O Presidente da República, João Lourenço, apresentou esta quarta-feira um balanço otimista sobre os avanços na economia angolana durante a Mensagem sobre o Estado da Nação, que marcou a abertura do Ano Parlamentar 2025/2026. No discurso proferido na Assembleia Nacional, o Chefe de Estado destacou três pilares estratégicos: modernização da aviação nacional, sustentabilidade das finanças públicas e expansão do acesso à energia elétrica.

TAAG recebe 19 novos aviões até 2027

A TAAG – Linhas Aéreas de Angola prepara-se para dar um salto qualitativo com a aquisição de aeronaves de última geração. A companhia já incorporou cinco aviões modernos: dois Boeing 787-9 Dreamliner e três Airbus A220-300. Até 2027, a frota será reforçada com mais 15 Airbus A220-300 e quatro Boeing 787-9 Dreamliner.

Com 20 aeronaves atualmente em operação, a transportadora nacional assegura ligações a 12 destinos domésticos, nove regionais e quatro intercontinentais.
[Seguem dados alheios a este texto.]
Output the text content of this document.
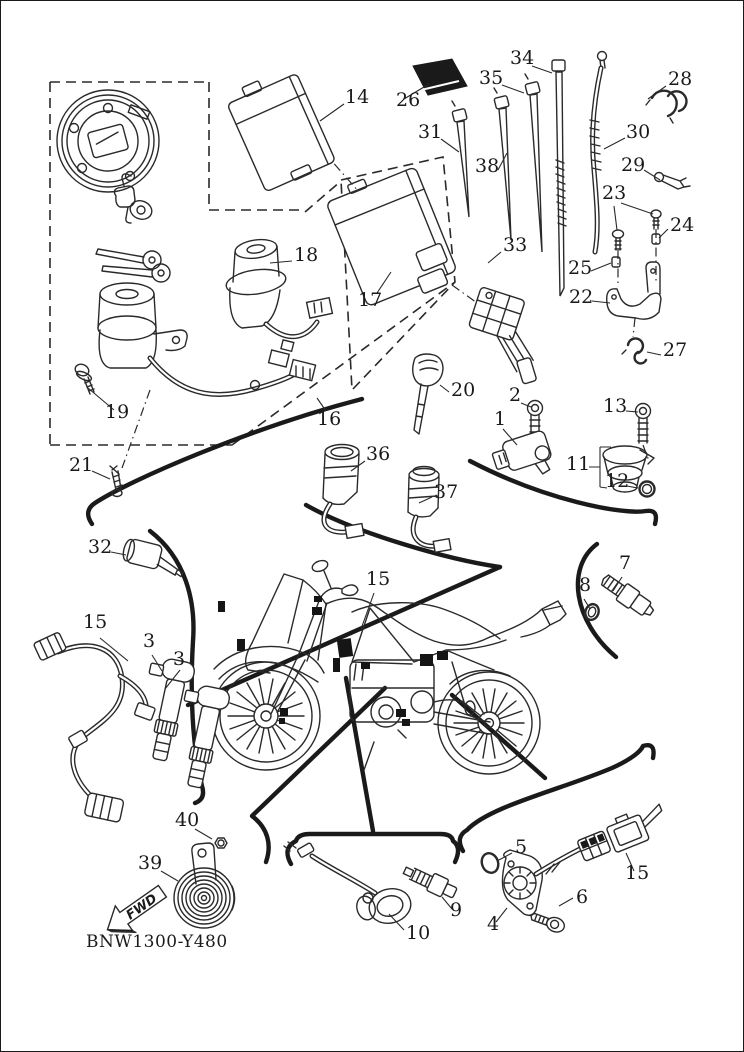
FWD
14 26
34
35	28
31	30
38	29
23
24
18
25
22
17
33
27
20 2	13
1
11
12
19	16
21	36
37
32
15
7
8
15
3
3
40
39
5
15
10
9
4
6
BNW1300-Y480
A expansão visa posicionar Angola como hub aéreo da África Austral, impulsionando o turismo e facilitando o comércio internacional.

“Esta modernização representa um salto qualitativo no transporte aéreo nacional, elevando o conforto dos passageiros, reduzindo custos e reforçando a competitividade da TAAG no mercado regional e global”, sublinhou João Lourenço.

Dívida pública cai para níveis sustentáveis

As finanças públicas apresentam sinais positivos de recuperação. O rácio da dívida pública desceu de 115,9% do Produto Interno Bruto em 2020 para 55,5% em 2024, situando-se abaixo do limite de 60% recomendado por instituições financeiras internacionais.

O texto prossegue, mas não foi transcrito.